Keboncinta.com-- Ramadan selalu identik dengan suasana yang berbeda. Ritme hidup berubah, waktu makan bergeser, dan suasana ibadah terasa lebih kuat. Namun di tengah kekhusyukan itu, ada sebagian perempuan yang mengalami fase alami setiap bulan: haid. Lalu muncul pertanyaan yang sering terasa canggung untuk dibahas secara terbuka ketika sedang berhalangan di bulan Ramadan, bolehkah makan dan minum seperti biasa?
Dalam ajaran Islam, perempuan yang sedang haid memang tidak diwajibkan berpuasa. Bahkan, mereka justru dilarang menjalankan puasa dalam kondisi tersebut. Dasarnya jelas dalam hadis yang diriwayatkan oleh Aisyah, yang menjelaskan bahwa para perempuan di masa Nabi Muhammad ﷺ tidak diperintahkan mengganti salat, tetapi diwajibkan mengganti puasa setelah Ramadan usai. Ini menunjukkan bahwa tidak berpuasa saat haid bukanlah pelanggaran, melainkan bagian dari ketentuan syariat.
Artinya, secara hukum, perempuan yang sedang haid boleh makan dan minum. Ia tidak sedang menunaikan ibadah puasa, sehingga tidak terikat dengan larangan makan dan minum di siang hari. Namun, dalam praktiknya, banyak yang tetap merasa sungkan, terutama ketika berada di lingkungan keluarga atau tempat kerja yang mayoritas sedang berpuasa.
Di sinilah pentingnya memahami bahwa Islam adalah agama yang realistis dan penuh pertimbangan. Haid adalah kondisi biologis alami yang tidak bisa ditunda atau dikendalikan. Bahkan dalam Al-Qur’an, disebutkan bahwa haid adalah sesuatu yang bersifat “adha” (gangguan atau ketidaknyamanan), sebagaimana termaktub dalam Al-Qur'an surah Al-Baqarah ayat 222. Artinya, tubuh memang sedang berada dalam kondisi yang tidak sama seperti hari biasa.
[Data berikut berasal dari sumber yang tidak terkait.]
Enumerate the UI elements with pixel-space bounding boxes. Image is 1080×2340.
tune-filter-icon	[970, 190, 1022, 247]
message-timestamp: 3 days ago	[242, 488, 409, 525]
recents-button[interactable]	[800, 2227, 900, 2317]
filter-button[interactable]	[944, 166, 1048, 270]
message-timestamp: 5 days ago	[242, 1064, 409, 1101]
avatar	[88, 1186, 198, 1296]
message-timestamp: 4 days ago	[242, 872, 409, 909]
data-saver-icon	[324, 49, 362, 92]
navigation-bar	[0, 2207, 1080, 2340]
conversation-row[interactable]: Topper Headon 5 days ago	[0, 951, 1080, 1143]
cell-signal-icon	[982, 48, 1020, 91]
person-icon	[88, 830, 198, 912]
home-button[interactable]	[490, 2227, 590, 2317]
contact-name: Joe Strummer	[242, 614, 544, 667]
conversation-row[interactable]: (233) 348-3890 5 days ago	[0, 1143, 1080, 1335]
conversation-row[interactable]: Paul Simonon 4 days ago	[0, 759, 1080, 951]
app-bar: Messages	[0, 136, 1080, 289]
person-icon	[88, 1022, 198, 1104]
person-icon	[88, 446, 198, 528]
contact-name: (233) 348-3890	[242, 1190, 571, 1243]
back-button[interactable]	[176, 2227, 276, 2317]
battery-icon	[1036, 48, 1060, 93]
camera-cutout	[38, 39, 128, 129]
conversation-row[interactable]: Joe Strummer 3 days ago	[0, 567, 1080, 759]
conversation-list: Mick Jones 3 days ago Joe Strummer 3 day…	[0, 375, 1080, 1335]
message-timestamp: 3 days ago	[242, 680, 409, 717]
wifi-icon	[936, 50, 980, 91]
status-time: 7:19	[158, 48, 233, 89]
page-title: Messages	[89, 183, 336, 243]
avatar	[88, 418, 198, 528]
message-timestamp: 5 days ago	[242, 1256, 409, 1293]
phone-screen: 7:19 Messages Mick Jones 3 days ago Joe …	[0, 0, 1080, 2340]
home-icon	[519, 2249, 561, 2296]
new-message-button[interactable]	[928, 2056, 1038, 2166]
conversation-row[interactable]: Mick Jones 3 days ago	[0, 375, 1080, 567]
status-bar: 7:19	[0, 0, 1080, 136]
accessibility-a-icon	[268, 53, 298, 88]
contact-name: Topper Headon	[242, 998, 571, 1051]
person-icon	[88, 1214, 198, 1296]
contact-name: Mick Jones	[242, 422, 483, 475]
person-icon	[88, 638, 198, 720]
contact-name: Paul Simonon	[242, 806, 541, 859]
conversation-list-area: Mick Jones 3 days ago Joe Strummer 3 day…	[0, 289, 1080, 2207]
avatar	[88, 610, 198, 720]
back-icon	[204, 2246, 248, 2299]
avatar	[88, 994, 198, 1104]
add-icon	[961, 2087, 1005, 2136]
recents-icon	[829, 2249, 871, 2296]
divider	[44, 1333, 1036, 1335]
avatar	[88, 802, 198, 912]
Meski diperbolehkan makan dan minum, sebagian ulama menganjurkan agar tetap menjaga adab sosial. Misalnya, tidak makan secara terbuka di depan orang yang sedang berpuasa jika dikhawatirkan menimbulkan salah paham atau mengurangi rasa hormat terhadap suasana Ramadan. Bukan karena wajib menahan diri seperti orang berpuasa, tetapi lebih kepada menjaga perasaan dan etika bersama.
Di sisi lain, ada juga perempuan yang justru memilih tetap menjaga pola makan seperti orang berpuasa, meski tidak berniat puasa. Ini bukan kewajiban, melainkan pilihan pribadi. Selama tidak diniatkan sebagai ibadah puasa, hal itu sah-sah saja. Namun tetap perlu diingat, tubuh yang sedang haid biasanya membutuhkan asupan nutrisi yang cukup, terutama zat besi dan cairan. Menahan makan tanpa alasan yang jelas justru bisa membuat tubuh semakin lemas.
Ramadan bukan hanya tentang menahan lapar dan haus. Ia juga tentang memahami hikmah di balik setiap ketentuan. Bagi perempuan yang sedang berhalangan, Ramadan tetap menjadi bulan ibadah.